Comment Re:You Can't Fix It (Score 1) 133
The problem is that in FLOSS, rejecting code may bruise somebody's ego, but that is it. In commercial development a whole slew of contractual issues come in.
So write the contract accordingly, then. Such as "Code will be rejected or accepted based on merit. When the product ships, payment only for code that got in."
You'll have a hard time putting something that subjective into a contract, you could change your mind about the project half way through and just reject all their code.
Yes - it happens all the time (changing projects, rejecting code and terminating employment). We don't need contracts that specify the quality of the code - but they do exist e.g. secure code standards.
OK. Now I'm confused:
So write the contract accordingly, then. Such as "Code will be rejected or accepted based on merit. When the product ships, payment only for code that got in."
We don't need contracts that specify the quality of the code
If you're saying that at some point during the contract you realise it's not working out, pay for the time spent and terminate early then that's fine. If you're saying that you'll pay based on some evaluation of the end product then the criteria for success need to be very clearly defined at the outset so that the contractor can assess the risk of failure and decide whether to take the contract.
Don't know what planet you live on where that doesn't happen (Planet Couch?).
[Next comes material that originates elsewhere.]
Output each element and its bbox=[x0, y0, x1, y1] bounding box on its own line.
I don't have any direct experience, I've just chatted to people who are contractors on other projects in our office and the people who hired them. They have been hired because there's an immediate need and no one available with either the time or skills required. The specification is written as well as it can be under the circumstances but it's never perfect. There are some very good contractors who keep getting rehired because they're trusted to deliver without a lot of management and there are some who are over their heads who get let go early. In the middle are the people who delivered as well as could be expected under the circumstances but the results aren't perfect and that's where it gets messy. There's a hard deadline to be met and so something has to be shipped, if the project gets funded for the next stage then they'll try to fix the bugs later, otherwise they'll stay.